Gli operai della Richard Ginori di Sesto Fiorentino sono tornati in piazza martedì 8 novembre, a tre anni dalla vittoriosa vertenza la riapertura che vide sei mesi di occupazione della fabbrica; si ripresentano nubi minacciose sul futuro della fabbrica, che non è mai ripartita a pieno regime e il museo è addirittura chiuso sempre per le vicissitudini del vecchio fallimento, un patrimonio artistico e storico negato alla collettività. Oggi come allora la classe operaia sestese si mobilita portando in corteo 400 persone, e abbiamo intervistato l’operaio Stefano B. dei Cobas per avere informazioni e impressioni sulla nuova vertenza.
Stefano, perchè oggi siete di nuovo in piazza davanti al Comune di Sesto Fiorentino?
A tre anni dall’acquisizione di Richard Ginori da parte del gruppo Kering, multinazionale francese del lusso (proprietaria tra gli altri del marchio Gucci, ndr), possiamo dire che c’è stato un tentativo di rilancio del marchio dal punto di vista commerciale e dal punto di vista dell’organizzazione della fabbrica. Il problema, che avevamo individuato già tre anni fa, è la proprietà dei terreni su cui insiste la Ginori; sapevamo che sarebbe stato un problema dirimente per il futuro della fabbrica, e poteva trasformarsi facilmente in un tentativo da parte della dirigenza di imputare eventuali questioni sul rilancio su questo punto. Il terreno costa circa un milione di euro di affitto all’anno a Kering.
Quindi la situazione è appetibile per un’eventuale speculazione immobiliare…
Esattamente, comunque rimane un problema di per sè come costi. In questo momento pare che il problema sia diventato principale per la gestione, dato che non si riesce ad avere un piano industriale nonostante le promesse della dirigenza: probabilmente non hanno ancora deciso se mantenere l’attività produttiva sul territorio di Sesto o spostarla altrove. La nostra paura è che quando si parla di spostamenti da parte di una multinazionale non si sa dove si può finire… Può essere a Scandicci, ma può essere anche all’estero. Quindi siamo qui per ribadire che la Ginori è dei sestesi e soprattutto degli operai che ci lavorano. E non è un fatto secondario che la fabbrica produca sul territorio sestese o su quello fiorentino; è per questo che siamo qui per fare pressioni sulle istituzioni.

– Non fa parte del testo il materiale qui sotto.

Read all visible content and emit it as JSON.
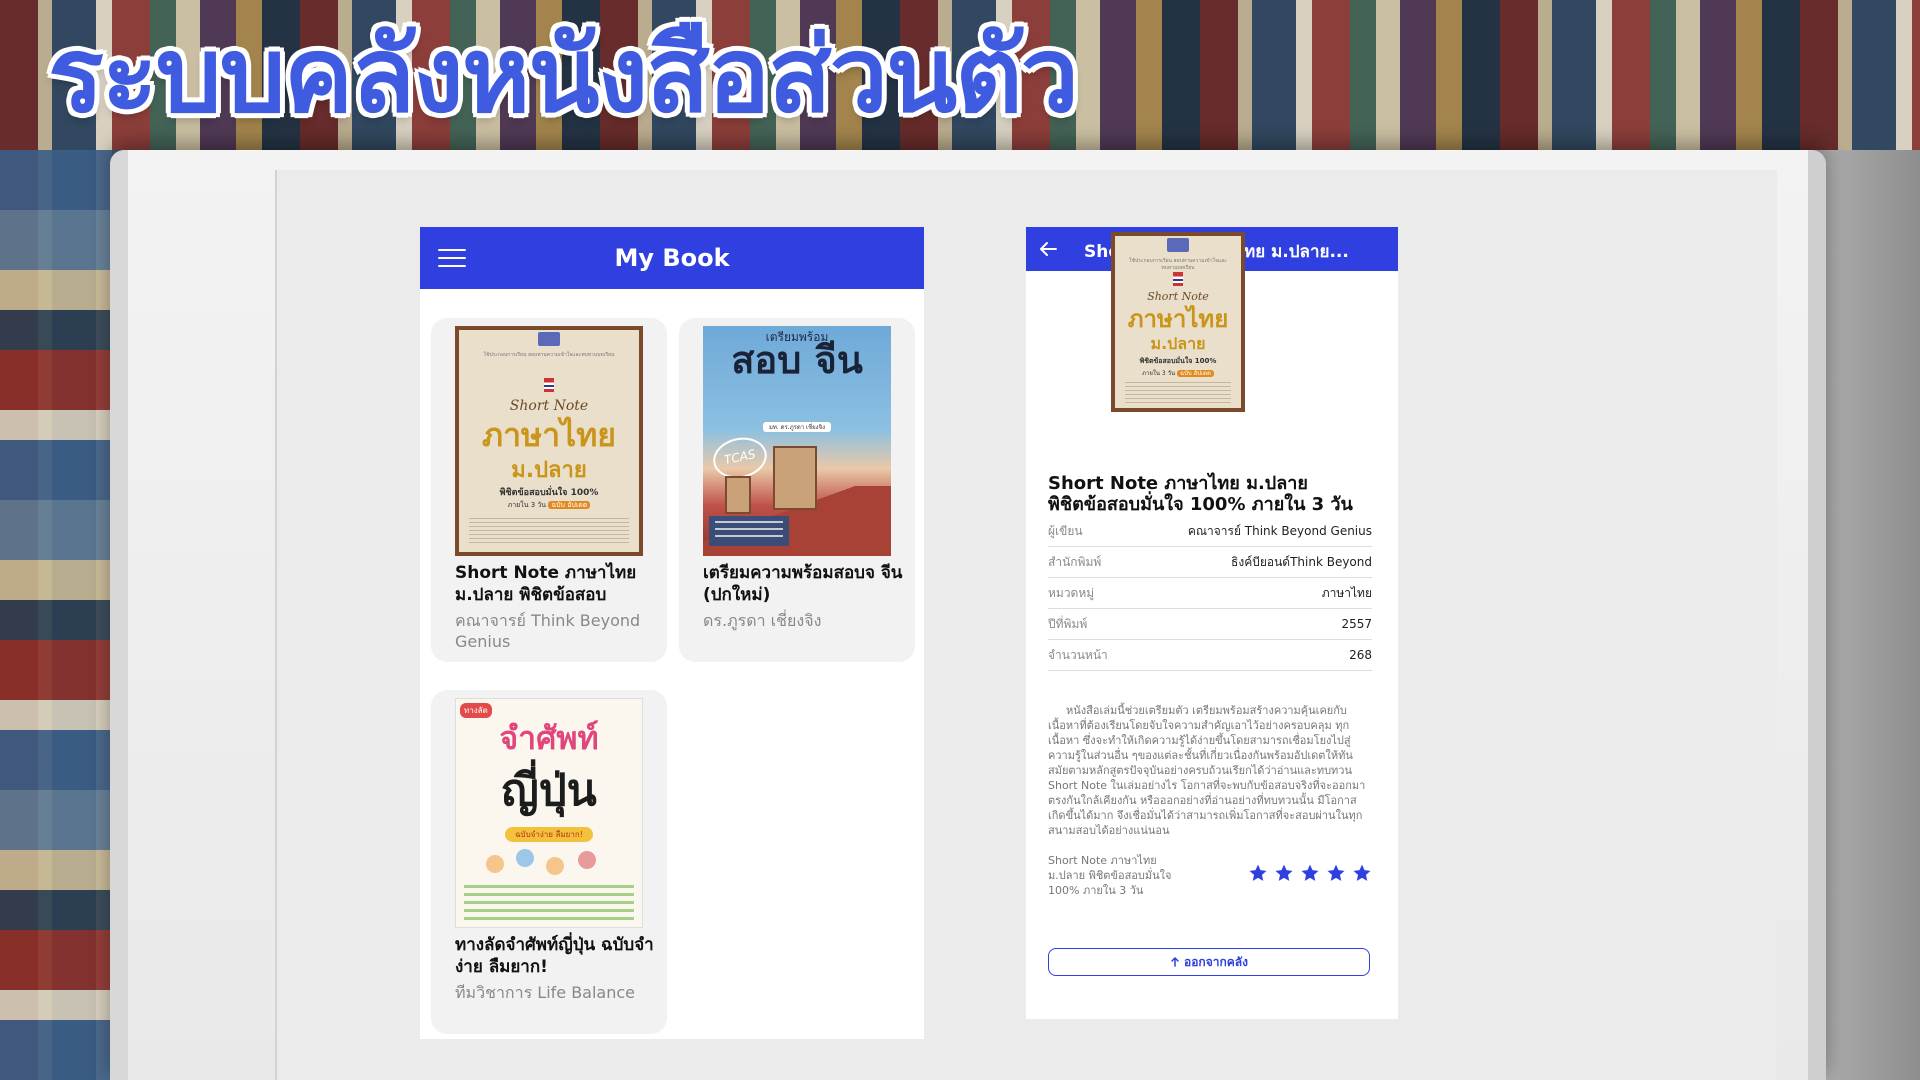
{
  "headline": "ระบบคลังหนังสือส่วนตัว",
  "colors": {
    "primary": "#2f3fe0",
    "headline": "#3f5be0",
    "card_bg": "#f2f2f2",
    "star": "#2f3fe0"
  },
  "library": {
    "app_title": "My Book",
    "menu_icon": "menu-icon",
    "books": [
      {
        "title": "Short Note ภาษาไทย ม.ปลาย พิชิตข้อสอบ",
        "author": "คณาจารย์ Think Beyond Genius",
        "cover": {
          "small": "ใช้ประกอบการเรียน สอบทานความเข้าใจและทบทวนบทเรียน",
          "script": "Short Note",
          "big": "ภาษาไทย",
          "mid": "ม.ปลาย",
          "sub": "พิชิตข้อสอบมั่นใจ 100%",
          "tag_prefix": "ภายใน 3 วัน",
          "tag": "ฉบับ อัปเดต"
        }
      },
      {
        "title": "เตรียมความพร้อมสอบจ จีน (ปกใหม่)",
        "author": "ดร.ภูรดา เชี่ยงจิง",
        "cover": {
          "top": "เตรียมพร้อม",
          "big": "สอบ จีน",
          "author_tag": "มท. ดร.ภูรดา เชี่ยงจิง",
          "badge": "TCAS"
        }
      },
      {
        "title": "ทางลัดจำศัพท์ญี่ปุ่น ฉบับจำง่าย ลืมยาก!",
        "author": "ทีมวิชาการ Life Balance",
        "cover": {
          "tag": "ทางลัด",
          "pink": "จำศัพท์",
          "black": "ญี่ปุ่น",
          "ribbon": "ฉบับจำง่าย ลืมยาก!"
        }
      }
    ]
  },
  "detail": {
    "app_title": "Short Note ภาษาไทย ม.ปลาย...",
    "back_icon": "arrow-left-icon",
    "title_line1": "Short Note ภาษาไทย ม.ปลาย",
    "title_line2": "พิชิตข้อสอบมั่นใจ 100% ภายใน 3 วัน",
    "info": [
      {
        "label": "ผู้เขียน",
        "value": "คณาจารย์ Think Beyond Genius"
      },
      {
        "label": "สำนักพิมพ์",
        "value": "ธิงค์บียอนด์Think Beyond"
      },
      {
        "label": "หมวดหมู่",
        "value": "ภาษาไทย"
      },
      {
        "label": "ปีที่พิมพ์",
        "value": "2557"
      },
      {
        "label": "จำนวนหน้า",
        "value": "268"
      }
    ],
    "description": "หนังสือเล่มนี้ช่วยเตรียมตัว เตรียมพร้อมสร้างความคุ้นเคยกับเนื้อหาที่ต้องเรียนโดยจับใจความสำคัญเอาไว้อย่างครอบคลุม ทุกเนื้อหา ซึ่งจะทำให้เกิดความรู้ได้ง่ายขึ้นโดยสามารถเชื่อมโยงไปสู่ความรู้ในส่วนอื่น ๆของแต่ละชั้นที่เกี่ยวเนื่องกันพร้อมอัปเดตให้ทันสมัยตามหลักสูตรปัจจุบันอย่างครบถ้วนเรียกได้ว่าอ่านและทบทวน Short Note ในเล่มอย่างไร โอกาสที่จะพบกับข้อสอบจริงที่จะออกมาตรงกันใกล้เคียงกัน หรือออกอย่างที่อ่านอย่างที่ทบทวนนั้น มีโอกาสเกิดขึ้นได้มาก จึงเชื่อมั่นได้ว่าสามารถเพิ่มโอกาสที่จะสอบผ่านในทุกสนามสอบได้อย่างแน่นอน",
    "rating_label": "Short Note ภาษาไทย ม.ปลาย พิชิตข้อสอบมั่นใจ 100% ภายใน 3 วัน",
    "rating": 5,
    "rating_max": 5,
    "remove_label": "ออกจากคลัง",
    "remove_icon": "arrow-up-icon"
  }
}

A proposito di istituzioni, qui ce ne sono in ballo due: i sindacati e le amministrazioni. I sindacati sono tutti presenti e questo è un fatto positivo, e anche una novità rispetto al passato; per quanto riguarda il sindaco, che era presente al corteo e ha vinto le elezioni su battaglie di rottura come quelle sull’inceneritore e sull’aeroporto, quale può essere il passo che deve fare su quei terreni che sono il nodo principale?
Quello che chiediamo noi è che il sindaco o la Regione non svolgano un’attività secondaria rispetto alla proprietà, ma che siano protagonisti e ribadiscano la volontà, a prescindere da Gucci e ogni altro padrone, che la Ginori è una proprietà dei sestesi, del popolo di Sesto Fiorentino e degli operai che ci lavorano. La nostra non è una manifestazione contro i proprietari della Richard Ginori, ma per far capire in maniera chiara alla comunità che la fabbrica è una ricchezza per la città. Sono 300 anni che la fabbrica si trova qui e rappresenta praticamente la storia politica e culturale del territorio; il fatto stesso che ci sia stata una rivolta elettorale nei confronti dei diktat dei partiti regionali e “romani” è anche dovuta alla storia di Sesto Fiorentino e degli operai della Ginori, come si sono rapportati con il resto del tessuto produttivo sestese.
Quindi siete qui per applicare la Costituzione, nello specifico l’articolo 1 che difende il Lavoro come fanno tanti altri operai italiani. Siete stati protagonisti nel 2013 di un’occupazione clamorosa e in seguito a quella avete vinto (la fabbrica è riaperta), con una grossa mobilitazione popolare: questo può essere il prossimo passo? Se non avrete risposte, come pensate di proseguire la mobilitazione?
Certamente, questo è il primo passo; in questi tre anni (che non sono pochi) abbiamo fatto un lavoro a volte oscuro, interno alla fabbrica, cercando di ricreare un’unità interna e di riportare dentro molti di quei lavoratori che erano stati espulsi tre anni fa. Rispetto a quel periodo siamo una trentina in più, e ciò rappresenta un grande risultato nelle condizioni attuali; d’ora in avanti la nostra strategia consiste nel far sentire che esiste sempre di più un’unità di intenti tra la fabbrica e la città: perchè se c’è una possibilità che la Ginori chiuda sarà perchè non è più la fabbrica di Sesto, ma una propaggine di qualche multinazionale.